Gideon the Ninth by Tamsyn Muir
My rating: 3 of 5 stars
This book is pretty much a cross-genre odd duck. It's science fiction with magic ("thanergy"--as best as I can figure out, this is life energy, which in the hands of a trained necromancer can be used to communicate with the dead and produce skeleton-servants and skeleton-warriors from bone chips), fantasy with space shuttles and interplanetary travel, nine inhabited planets of an alien system, immortal necromantic Emperors, a feudal government, sword fights, and a main character with dirty magazines and death metal face paint.
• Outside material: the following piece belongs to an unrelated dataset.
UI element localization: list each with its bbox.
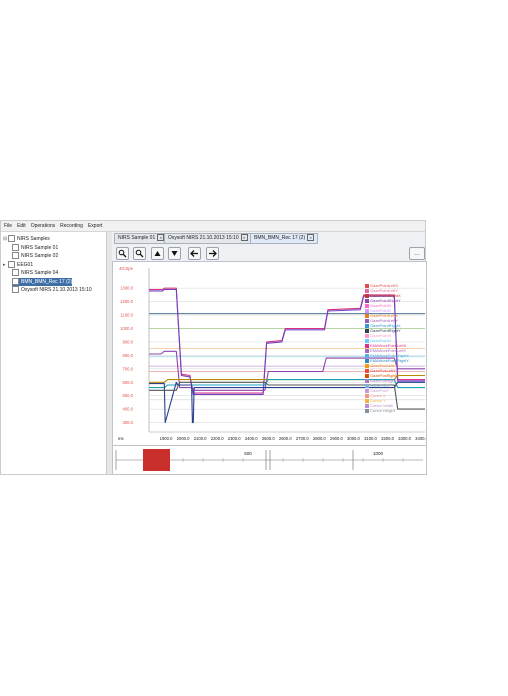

This sounds very much like throwing everything at the wall to see what sticks and cranking it up to 11, and it doesn't always work. I'll give the author props for creating the rules of her world and sticking to them, even when many of those rules are flat-out bonkers. And she does write a tense, fast-paced and very good final fight scene. I don't object to the worldbuilding as such. What I objected to is a passive, opaquely written main character I wasn't particularly interested in and couldn't really relate to. I had a lot of trouble getting into this book, and I soon realized it was because I didn't want to be in Gideon Nav's head. I wanted to be in the head of the person I thought was the real driver of the plot, Harrowhark Nonagesimus. I didn't get that wish until the very end of the book, and the epilogue and fragment of the last chapter, from Harrowhark's POV, is the only reason this book is rated where it is.
(But my appetite is certainly whetted for the sequel, Harrow the Ninth.)
Your tolerance for this book will depend on whether you can handle a lot of over-the-top, disparate worldbuilding and storytelling elements that are blended together, with varying degrees of success, into their own unique stew. For me, the jury's still out as to whether that uniqueness is a good thing or a bad thing. But this author definitely takes risks. I suppose that is a triumph all by itself.